The district and administrators say increased housing has contributed to the change.

“I think we have seen an increase in growth due to the large number of apartments, condos, townhomes and houses being built in the area,” Shirley said. “Further, as The Villages expands and creates more job and career opportunities, more families are moving into the local areas.” 

New Schools, New Jobs

That growth extends beyond public schools, as The Villages Charter School soon will usher students into its new South Campus, which includes an additional K-8 school and a new location for The Villages High School.

The district’s student population including charter school students, which make up 36.9% of the student enrollment in the county, is up from 8,840 in 2018-19 to 9,404 in 2022-23, according to the Florida Department of Education.

The new campus opens in the fall, bringing expanded employment opportunities at VCS. More than 30 teaching and support staff positions were open as of Friday at VCS and The Villages Early Learning Company. 

Randy McDaniel, director of education for The Villages Charter School, said so far VCS has managed to avoid hiring difficulties and he is “very pleased with the applicants we’ve gotten so far.”

“We’re very fortunate that The Villages is a growing community with national recognition,” McDaniel said. “We are a beneficiary of our local residents — they say, ‘Hey, move down here and live with us and go work at the charter school.’ They’re our best recruiter by far.”

To see employment opportunities at VCS and TVELC, go to thevillages.com/careers.

Statewide Efforts

The Florida Education Association, the largest teacher union in Florida, tracks teacher vacancies in the 67 county school districts in Florida and reported 10,771 vacancies for teachers and support staff in August 2022.

Andrew Spar, president of Florida Education Association, said in a social media post that as of Jan. 12, that number was down to 9,925 total vacancies, but that is a 21% increase over last year at this time.

Both the Florida Department of Education and Gov.

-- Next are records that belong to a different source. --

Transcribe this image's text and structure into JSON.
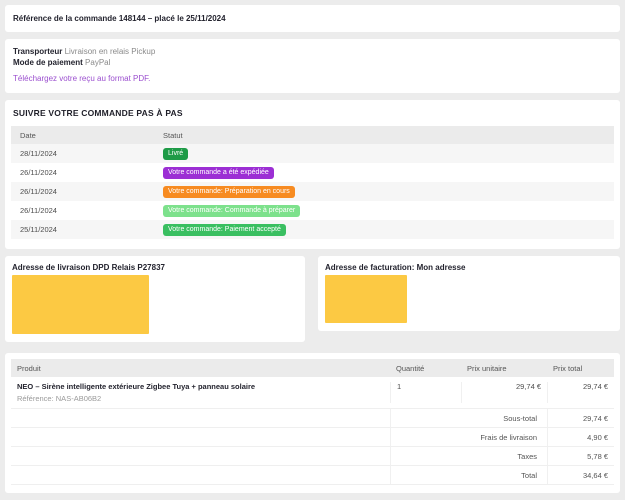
{
  "order_header": {
    "title": "Référence de la commande 148144 – placé le 25/11/2024"
  },
  "order_info": {
    "carrier_label": "Transporteur",
    "carrier_value": "Livraison en relais Pickup",
    "payment_label": "Mode de paiement",
    "payment_value": "PayPal",
    "receipt_link": "Téléchargez votre reçu au format PDF."
  },
  "tracking": {
    "title": "SUIVRE VOTRE COMMANDE PAS À PAS",
    "columns": {
      "date": "Date",
      "status": "Statut"
    },
    "rows": [
      {
        "date": "28/11/2024",
        "status": "Livré",
        "color": "#1e9b47"
      },
      {
        "date": "26/11/2024",
        "status": "Votre commande a été expédiée",
        "color": "#9c2fd4"
      },
      {
        "date": "26/11/2024",
        "status": "Votre commande: Préparation en cours",
        "color": "#f78b21"
      },
      {
        "date": "26/11/2024",
        "status": "Votre commande: Commande à préparer",
        "color": "#7de18c"
      },
      {
        "date": "25/11/2024",
        "status": "Votre commande: Paiement accepté",
        "color": "#3abf61"
      }
    ]
  },
  "addresses": {
    "delivery_title": "Adresse de livraison DPD Relais P27837",
    "billing_title": "Adresse de facturation: Mon adresse",
    "redaction_color": "#fcc943"
  },
  "products": {
    "columns": {
      "product": "Produit",
      "quantity": "Quantité",
      "unit_price": "Prix unitaire",
      "total_price": "Prix total"
    },
    "items": [
      {
        "name": "NEO – Sirène intelligente extérieure Zigbee Tuya + panneau solaire",
        "reference": "Référence: NAS-AB06B2",
        "quantity": "1",
        "unit_price": "29,74 €",
        "total_price": "29,74 €"
      }
    ],
    "totals": [
      {
        "label": "Sous-total",
        "value": "29,74 €"
      },
      {
        "label": "Frais de livraison",
        "value": "4,90 €"
      },
      {
        "label": "Taxes",
        "value": "5,78 €"
      },
      {
        "label": "Total",
        "value": "34,64 €"
      }
    ]
  }
}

Ron DeSantis have put together programs to try and alleviate the strain.

The Florida Department of Education in July 2022 began offering honorably discharged veterans a five-year temporary teaching certification as long as they adhered to certain requirements and pursued a bachelor’s degree. 

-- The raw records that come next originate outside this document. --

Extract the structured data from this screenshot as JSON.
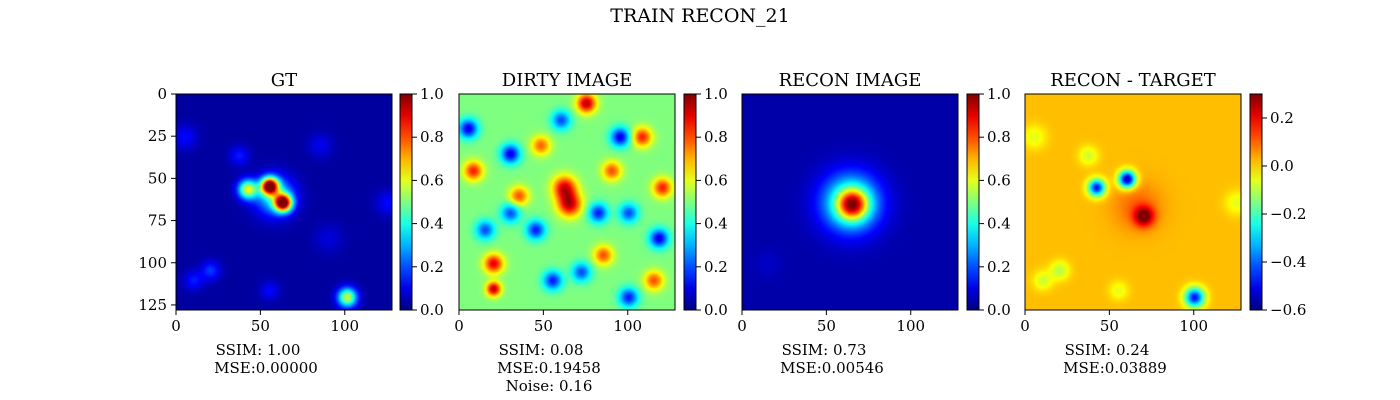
{
  "figure": {
    "title": "TRAIN RECON_21"
  },
  "chart_data": [
    {
      "type": "heatmap",
      "title": "GT",
      "xlabel": "",
      "ylabel": "",
      "x_ticks": [
        0,
        50,
        100
      ],
      "y_ticks": [
        0,
        25,
        50,
        75,
        100,
        125
      ],
      "xlim": [
        0,
        128
      ],
      "ylim": [
        128,
        0
      ],
      "colormap": "jet",
      "colorbar": {
        "min": 0.0,
        "max": 1.0,
        "ticks": [
          "0.0",
          "0.2",
          "0.4",
          "0.6",
          "0.8",
          "1.0"
        ]
      },
      "caption": [
        "SSIM: 1.00",
        "MSE:0.00000"
      ],
      "background": 0.03,
      "blobs": [
        {
          "x": 55,
          "y": 54,
          "s": 3.5,
          "a": 0.95
        },
        {
          "x": 63,
          "y": 64,
          "s": 3.5,
          "a": 0.95
        },
        {
          "x": 42,
          "y": 56,
          "s": 4,
          "a": 0.55
        },
        {
          "x": 58,
          "y": 60,
          "s": 8,
          "a": 0.35
        },
        {
          "x": 101,
          "y": 120,
          "s": 4,
          "a": 0.55
        },
        {
          "x": 37,
          "y": 36,
          "s": 4,
          "a": 0.12
        },
        {
          "x": 20,
          "y": 104,
          "s": 4,
          "a": 0.15
        },
        {
          "x": 10,
          "y": 110,
          "s": 4,
          "a": 0.12
        },
        {
          "x": 55,
          "y": 116,
          "s": 4,
          "a": 0.1
        },
        {
          "x": 85,
          "y": 30,
          "s": 5,
          "a": 0.08
        },
        {
          "x": 5,
          "y": 25,
          "s": 5,
          "a": 0.1
        },
        {
          "x": 125,
          "y": 64,
          "s": 5,
          "a": 0.1
        },
        {
          "x": 90,
          "y": 85,
          "s": 6,
          "a": 0.06
        }
      ]
    },
    {
      "type": "heatmap",
      "title": "DIRTY IMAGE",
      "xlabel": "",
      "ylabel": "",
      "x_ticks": [
        0,
        50,
        100
      ],
      "xlim": [
        0,
        128
      ],
      "ylim": [
        128,
        0
      ],
      "colormap": "jet",
      "colorbar": {
        "min": 0.0,
        "max": 1.0,
        "ticks": [
          "0.0",
          "0.2",
          "0.4",
          "0.6",
          "0.8",
          "1.0"
        ]
      },
      "caption": [
        "SSIM: 0.08",
        "MSE:0.19458",
        "Noise: 0.16"
      ],
      "background": 0.5,
      "blobs": [
        {
          "x": 62,
          "y": 55,
          "s": 5,
          "a": 0.4
        },
        {
          "x": 65,
          "y": 65,
          "s": 5,
          "a": 0.42
        },
        {
          "x": 20,
          "y": 100,
          "s": 4,
          "a": 0.4
        },
        {
          "x": 20,
          "y": 115,
          "s": 3,
          "a": 0.45
        },
        {
          "x": 75,
          "y": 5,
          "s": 4,
          "a": 0.45
        },
        {
          "x": 108,
          "y": 25,
          "s": 4,
          "a": 0.35
        },
        {
          "x": 8,
          "y": 45,
          "s": 4,
          "a": 0.35
        },
        {
          "x": 120,
          "y": 55,
          "s": 4,
          "a": 0.35
        },
        {
          "x": 90,
          "y": 45,
          "s": 4,
          "a": 0.3
        },
        {
          "x": 35,
          "y": 60,
          "s": 4,
          "a": 0.3
        },
        {
          "x": 115,
          "y": 110,
          "s": 4,
          "a": 0.3
        },
        {
          "x": 85,
          "y": 95,
          "s": 4,
          "a": 0.3
        },
        {
          "x": 48,
          "y": 30,
          "s": 4,
          "a": 0.28
        },
        {
          "x": 30,
          "y": 35,
          "s": 4,
          "a": -0.4
        },
        {
          "x": 5,
          "y": 20,
          "s": 4,
          "a": -0.4
        },
        {
          "x": 95,
          "y": 25,
          "s": 4,
          "a": -0.4
        },
        {
          "x": 118,
          "y": 85,
          "s": 4,
          "a": -0.4
        },
        {
          "x": 45,
          "y": 80,
          "s": 4,
          "a": -0.35
        },
        {
          "x": 30,
          "y": 70,
          "s": 4,
          "a": -0.3
        },
        {
          "x": 82,
          "y": 70,
          "s": 4,
          "a": -0.35
        },
        {
          "x": 55,
          "y": 110,
          "s": 4,
          "a": -0.35
        },
        {
          "x": 100,
          "y": 120,
          "s": 4,
          "a": -0.35
        },
        {
          "x": 15,
          "y": 80,
          "s": 4,
          "a": -0.3
        },
        {
          "x": 72,
          "y": 105,
          "s": 4,
          "a": -0.3
        },
        {
          "x": 100,
          "y": 70,
          "s": 4,
          "a": -0.3
        },
        {
          "x": 60,
          "y": 15,
          "s": 4,
          "a": -0.3
        }
      ]
    },
    {
      "type": "heatmap",
      "title": "RECON IMAGE",
      "xlabel": "",
      "ylabel": "",
      "x_ticks": [
        0,
        50,
        100
      ],
      "xlim": [
        0,
        128
      ],
      "ylim": [
        128,
        0
      ],
      "colormap": "jet",
      "colorbar": {
        "min": 0.0,
        "max": 1.0,
        "ticks": [
          "0.0",
          "0.2",
          "0.4",
          "0.6",
          "0.8",
          "1.0"
        ]
      },
      "caption": [
        "SSIM: 0.73",
        "MSE:0.00546"
      ],
      "background": 0.04,
      "blobs": [
        {
          "x": 65,
          "y": 65,
          "s": 6,
          "a": 0.55
        },
        {
          "x": 64,
          "y": 64,
          "s": 12,
          "a": 0.45
        },
        {
          "x": 15,
          "y": 100,
          "s": 6,
          "a": 0.03
        }
      ]
    },
    {
      "type": "heatmap",
      "title": "RECON - TARGET",
      "xlabel": "",
      "ylabel": "",
      "x_ticks": [
        0,
        50,
        100
      ],
      "xlim": [
        0,
        128
      ],
      "ylim": [
        128,
        0
      ],
      "colormap": "jet",
      "colorbar": {
        "min": -0.6,
        "max": 0.3,
        "ticks": [
          "−0.6",
          "−0.4",
          "−0.2",
          "0.0",
          "0.2"
        ],
        "tick_values": [
          -0.6,
          -0.4,
          -0.2,
          0.0,
          0.2
        ]
      },
      "caption": [
        "SSIM: 0.24",
        "MSE:0.03889"
      ],
      "background": 0.02,
      "blobs": [
        {
          "x": 60,
          "y": 50,
          "s": 3.5,
          "a": -0.6
        },
        {
          "x": 42,
          "y": 55,
          "s": 3.5,
          "a": -0.5
        },
        {
          "x": 100,
          "y": 120,
          "s": 4,
          "a": -0.5
        },
        {
          "x": 70,
          "y": 72,
          "s": 4,
          "a": 0.28
        },
        {
          "x": 66,
          "y": 66,
          "s": 10,
          "a": 0.08
        },
        {
          "x": 20,
          "y": 104,
          "s": 4,
          "a": -0.12
        },
        {
          "x": 10,
          "y": 110,
          "s": 4,
          "a": -0.1
        },
        {
          "x": 37,
          "y": 36,
          "s": 4,
          "a": -0.1
        },
        {
          "x": 55,
          "y": 116,
          "s": 4,
          "a": -0.08
        },
        {
          "x": 5,
          "y": 25,
          "s": 5,
          "a": -0.08
        },
        {
          "x": 125,
          "y": 64,
          "s": 5,
          "a": -0.08
        }
      ]
    }
  ]
}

DeSantis has focused on teacher pay, increasing the average starting teacher salary to $48,000 for the 2022-23 school year. He also proposed adding $200 million to the state budget for teacher pay, according to a news release from the governor’s office.

To learn about earning a teaching certification in Florida, go to fldoe.org/teaching/certification.

The Sumter district’s employment website is at sumter.k12.fl.us/Page/5814.